Pneumochlamydiosis is a disease related to the anthroponoses, characterized by an acute onset, fever and primarily the respiratory organs.


The cause is Chlamydia pneumoniae. To distinguish it from other chlamydiases, this disease is called pneumochlamydia. The causative agent of the disease was described for the first time relatively recently.

In 1965, on the island of Taiwan, in a sample taken from the conjunctiva of a sick child, a microbial agent called TW 183 was isolated, subsequently in the USA in 1983, an infectious agent AR was isolated from the pharyngeal secretion of a patient with an acute respiratory disease 39.

After establishing the identity of these two pathogens, they began to be referred to in the literature as the TWAR strain. The detailed study of their properties allowed them to be referred to chlamydia.
This new type of chlamydia was subsequently named Chlamydia pneumoniae. It has properties characteristic of other chlamydia, it is also an intracellular parasite, but under electron microscopy the intracellular inclusions differ in morphology to some extent from those formed during the intracellular reproduction of other chlamydia.

The DNA of chlamydia pneumoniae is also specific, the similarity with that of other chlamydia is only about 10%. In the complement binding reaction, a cross-reaction with chlamydia antigens Ch.psittaci, Ch. Trachomatis.

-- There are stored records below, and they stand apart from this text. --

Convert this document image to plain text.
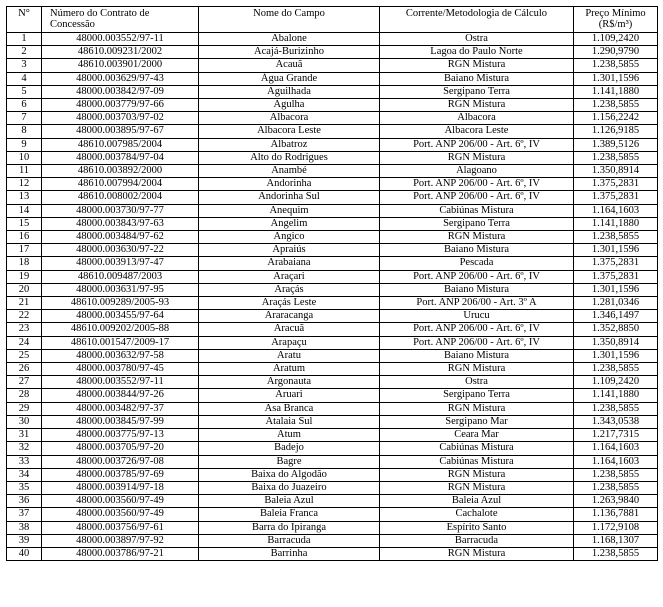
N°	Número do Contrato de Concessão	Nome do Campo	Corrente/Metodologia de Cálculo	Preço Mínimo
(R$/m³)
1	48000.003552/97-11	Abalone	Ostra	1.109,2420
2	48610.009231/2002	Acajá-Burizinho	Lagoa do Paulo Norte	1.290,9790
3	48610.003901/2000	Acauã	RGN Mistura	1.238,5855
4	48000.003629/97-43	Água Grande	Baiano Mistura	1.301,1596
5	48000.003842/97-09	Aguilhada	Sergipano Terra	1.141,1880
6	48000.003779/97-66	Agulha	RGN Mistura	1.238,5855
7	48000.003703/97-02	Albacora	Albacora	1.156,2242
8	48000.003895/97-67	Albacora Leste	Albacora Leste	1.126,9185
9	48610.007985/2004	Albatroz	Port. ANP 206/00 - Art. 6º, IV	1.389,5126
10	48000.003784/97-04	Alto do Rodrigues	RGN Mistura	1.238,5855
11	48610.003892/2000	Anambé	Alagoano	1.350,8914
12	48610.007994/2004	Andorinha	Port. ANP 206/00 - Art. 6º, IV	1.375,2831
13	48610.008002/2004	Andorinha Sul	Port. ANP 206/00 - Art. 6º, IV	1.375,2831
14	48000.003730/97-77	Anequim	Cabiúnas Mistura	1.164,1603
15	48000.003843/97-63	Angelim	Sergipano Terra	1.141,1880
16	48000.003484/97-62	Angico	RGN Mistura	1.238,5855
17	48000.003630/97-22	Apraiús	Baiano Mistura	1.301,1596
18	48000.003913/97-47	Arabaiana	Pescada	1.375,2831
19	48610.009487/2003	Araçari	Port. ANP 206/00 - Art. 6º, IV	1.375,2831
20	48000.003631/97-95	Araçás	Baiano Mistura	1.301,1596
21	48610.009289/2005-93	Araçás Leste	Port. ANP 206/00 - Art. 3º A	1.281,0346
22	48000.003455/97-64	Araracanga	Urucu	1.346,1497
23	48610.009202/2005-88	Aracuã	Port. ANP 206/00 - Art. 6º, IV	1.352,8850
24	48610.001547/2009-17	Arapaçu	Port. ANP 206/00 - Art. 6º, IV	1.350,8914
25	48000.003632/97-58	Aratu	Baiano Mistura	1.301,1596
26	48000.003780/97-45	Aratum	RGN Mistura	1.238,5855
27	48000.003552/97-11	Argonauta	Ostra	1.109,2420
28	48000.003844/97-26	Aruari	Sergipano Terra	1.141,1880
29	48000.003482/97-37	Asa Branca	RGN Mistura	1.238,5855
30	48000.003845/97-99	Atalaia Sul	Sergipano Mar	1.343,0538
31	48000.003775/97-13	Atum	Ceara Mar	1.217,7315
32	48000.003705/97-20	Badejo	Cabiúnas Mistura	1.164,1603
33	48000.003726/97-08	Bagre	Cabiúnas Mistura	1.164,1603
34	48000.003785/97-69	Baixa do Algodão	RGN Mistura	1.238,5855
35	48000.003914/97-18	Baixa do Juazeiro	RGN Mistura	1.238,5855
36	48000.003560/97-49	Baleia Azul	Baleia Azul	1.263,9840
37	48000.003560/97-49	Baleia Franca	Cachalote	1.136,7881
38	48000.003756/97-61	Barra do Ipiranga	Espírito Santo	1.172,9108
39	48000.003897/97-92	Barracuda	Barracuda	1.168,1307
40	48000.003786/97-21	Barrinha	RGN Mistura	1.238,5855
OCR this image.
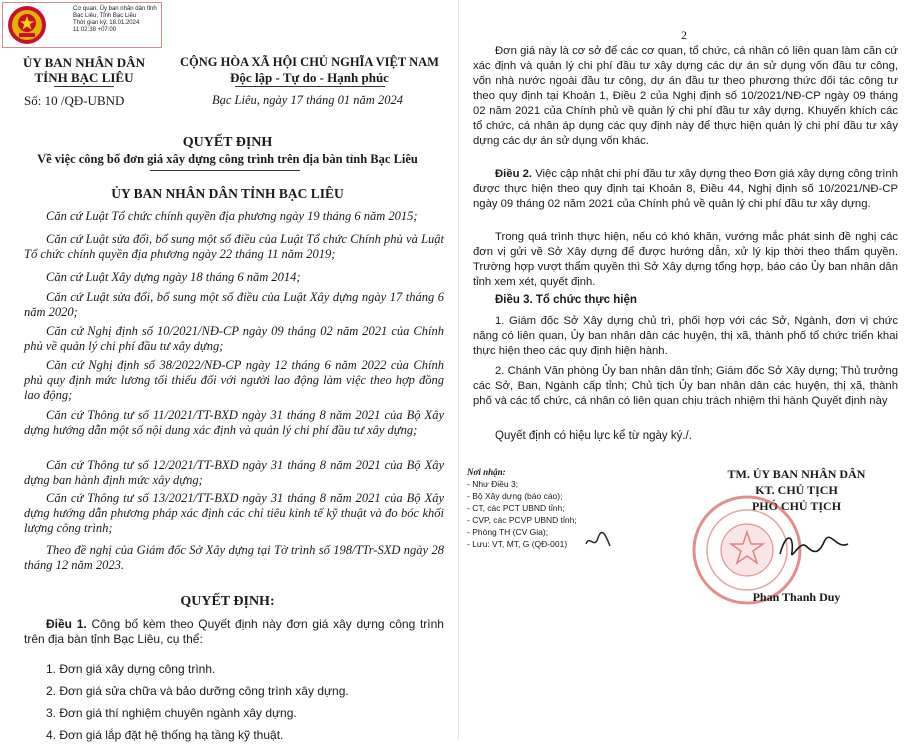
Cơ quan: Ủy ban nhân dân tỉnh Bạc Liêu, Tỉnh Bạc Liêu
Thời gian ký: 18.01.2024 11:02:38 +07:00
ỦY BAN NHÂN DÂN
TỈNH BẠC LIÊU
Số: 10 /QĐ-UBND
CỘNG HÒA XÃ HỘI CHỦ NGHĨA VIỆT NAM
Độc lập - Tự do - Hạnh phúc
Bạc Liêu, ngày 17 tháng 01 năm 2024
QUYẾT ĐỊNH
Về việc công bố đơn giá xây dựng công trình trên địa bàn tỉnh Bạc Liêu
ỦY BAN NHÂN DÂN TỈNH BẠC LIÊU

Căn cứ Luật Tổ chức chính quyền địa phương ngày 19 tháng 6 năm 2015;

Căn cứ Luật sửa đổi, bổ sung một số điều của Luật Tổ chức Chính phủ và Luật Tổ chức chính quyền địa phương ngày 22 tháng 11 năm 2019;

Căn cứ Luật Xây dựng ngày 18 tháng 6 năm 2014;

Căn cứ Luật sửa đổi, bổ sung một số điều của Luật Xây dựng ngày 17 tháng 6 năm 2020;

Căn cứ Nghị định số 10/2021/NĐ-CP ngày 09 tháng 02 năm 2021 của Chính phủ về quản lý chi phí đầu tư xây dựng;

Căn cứ Nghị định số 38/2022/NĐ-CP ngày 12 tháng 6 năm 2022 của Chính phủ quy định mức lương tối thiểu đối với người lao động làm việc theo hợp đồng lao động;

Căn cứ Thông tư số 11/2021/TT-BXD ngày 31 tháng 8 năm 2021 của Bộ Xây dựng hướng dẫn một số nội dung xác định và quản lý chi phí đầu tư xây dựng;

Căn cứ Thông tư số 12/2021/TT-BXD ngày 31 tháng 8 năm 2021 của Bộ Xây dựng ban hành định mức xây dựng;

Căn cứ Thông tư số 13/2021/TT-BXD ngày 31 tháng 8 năm 2021 của Bộ Xây dựng hướng dẫn phương pháp xác định các chỉ tiêu kinh tế kỹ thuật và đo bóc khối lượng công trình;

Theo đề nghị của Giám đốc Sở Xây dựng tại Tờ trình số 198/TTr-SXD ngày 28 tháng 12 năm 2023.

QUYẾT ĐỊNH:

Điều 1. Công bố kèm theo Quyết định này đơn giá xây dựng công trình trên địa bàn tỉnh Bạc Liêu, cụ thể:

1. Đơn giá xây dựng công trình.
2. Đơn giá sửa chữa và bảo dưỡng công trình xây dựng.
3. Đơn giá thí nghiệm chuyên ngành xây dựng.
4. Đơn giá lắp đặt hệ thống hạ tầng kỹ thuật.
2

Đơn giá này là cơ sở để các cơ quan, tổ chức, cá nhân có liên quan làm căn cứ xác định và quản lý chi phí đầu tư xây dựng các dự án sử dụng vốn đầu tư công, vốn nhà nước ngoài đầu tư công, dự án đầu tư theo phương thức đối tác công tư theo quy định tại Khoản 1, Điều 2 của Nghị định số 10/2021/NĐ-CP ngày 09 tháng 02 năm 2021 của Chính phủ về quản lý chi phí đầu tư xây dựng. Khuyến khích các tổ chức, cá nhân áp dụng các quy định này để thực hiện quản lý chi phí đầu tư xây dựng các dự án sử dụng vốn khác.

Điều 2. Việc cập nhật chi phí đầu tư xây dựng theo Đơn giá xây dựng công trình được thực hiện theo quy định tại Khoản 8, Điều 44, Nghị định số 10/2021/NĐ-CP ngày 09 tháng 02 năm 2021 của Chính phủ về quản lý chi phí đầu tư xây dựng.

Trong quá trình thực hiện, nếu có khó khăn, vướng mắc phát sinh đề nghị các đơn vị gửi về Sở Xây dựng để được hướng dẫn, xử lý kịp thời theo thẩm quyền. Trường hợp vượt thẩm quyền thì Sở Xây dựng tổng hợp, báo cáo Ủy ban nhân dân tỉnh xem xét, quyết định.

Điều 3. Tổ chức thực hiện

1. Giám đốc Sở Xây dựng chủ trì, phối hợp với các Sở, Ngành, đơn vị chức năng có liên quan, Ủy ban nhân dân các huyện, thị xã, thành phố tổ chức triển khai thực hiện theo các quy định hiện hành.

2. Chánh Văn phòng Ủy ban nhân dân tỉnh; Giám đốc Sở Xây dựng; Thủ trưởng các Sở, Ban, Ngành cấp tỉnh; Chủ tịch Ủy ban nhân dân các huyện, thị xã, thành phố và các tổ chức, cá nhân có liên quan chịu trách nhiệm thi hành Quyết định này

Quyết định có hiệu lực kể từ ngày ký./.
Nơi nhận:
- Như Điều 3;
- Bộ Xây dựng (báo cáo);
- CT, các PCT UBND tỉnh;
- CVP, các PCVP UBND tỉnh;
- Phòng TH (CV Gia);
- Lưu: VT, MT, G (QĐ-001)
TM. ỦY BAN NHÂN DÂN
KT. CHỦ TỊCH
PHÓ CHỦ TỊCH
Phan Thanh Duy
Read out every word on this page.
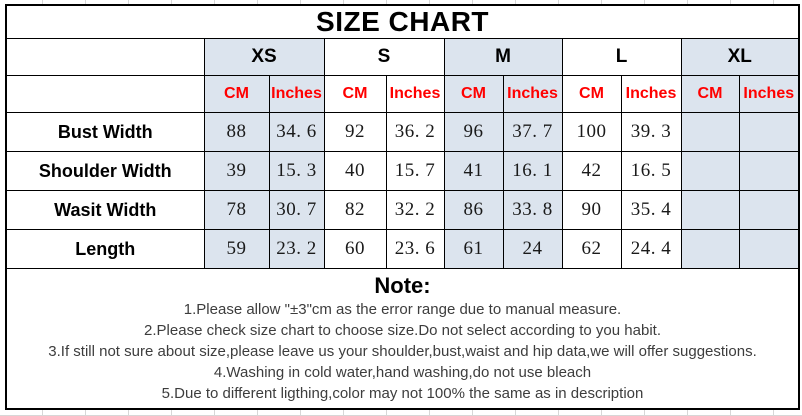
SIZE CHART										
	XS		S		M		L		XL	
	CM	Inches	CM	Inches	CM	Inches	CM	Inches	CM	Inches
Bust Width	88	34. 6	92	36. 2	96	37. 7	100	39. 3		
Shoulder Width	39	15. 3	40	15. 7	41	16. 1	42	16. 5		
Wasit Width	78	30. 7	82	32. 2	86	33. 8	90	35. 4		
Length	59	23. 2	60	23. 6	61	24	62	24. 4		

Note:
1.Please allow "±3"cm as the error range due to manual measure.
2.Please check size chart to choose size.Do not select according to you habit.
3.If still not sure about size,please leave us your shoulder,bust,waist and hip data,we will offer suggestions.
4.Washing in cold water,hand washing,do not use bleach
5.Due to different ligthing,color may not 100% the same as in description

But in the microimmunofluorescence reaction, Chlamydia pneumoniae differs significantly from other chlamydia. Although Ch. Pneumoniae was first isolated in a patient with eye involvement, this Chlamydia is not essential in the etiology of conjunctivitis. It is mainly associated with affecting the respiratory organs.

And that is why, when examining patients with acute pneumonia, positive reactions indicating infection with chlamydia pneumoniae vary from 6 to 17% in different years, and from 3 to 8% for bronchitis. Chlamydia in the external environment is not resistant.

About 24% is stored at 4°C in a transport medium for body fluid samples.

Inactivated by repeated freezing and thawing.

Like other chlamydia, pneumonitis is sensitive to tetracycline and erythromycin and is resistant to penicillin, ampicillin, sulfonamides. It can be cultured on the developing chicken embryo and in cell cultures. There is only one serological variant.


The source of infection is the sick person. Transmission of chlamydia pneumoniae is carried out by airborne droplets. Pneumochlamydia occurs not only sporadically, but in the form of epidemic outbreaks, especially in organized collectives.

Since 4 pneumonia epidemics were observed in Finland from 1977 to 1985, the incidence varied from 60 to 84 per 1000 population.

The origin of the pneumonia was discovered through the complement binding reaction /PSK/ and microimmunofluorescence reaction. Mostly young soldiers got sick.

The epidemic outbreak lasted several months with a lull, and in one of the garrisons it lasted from July to December, and the other lasted from January to June with a peak in April-May. This is probably related to the long incubation period.

A subcooling connection has not been established. When observing the civilian population, the incidence was highest among persons aged 20 to 49.

What are the symptoms?

The incubation period has not been established, although the duration of epidemic outbreaks suggests a longer duration.

Pneumnonic forms of chlamydia begin acutely as the body temperature rises to 37.5-39 degrees Celsius, signs of general intoxication appear, pain in the muscles, throat and chest.

A dry cough also appears initially, in most cases, about 80% of the pathological process is bilateral.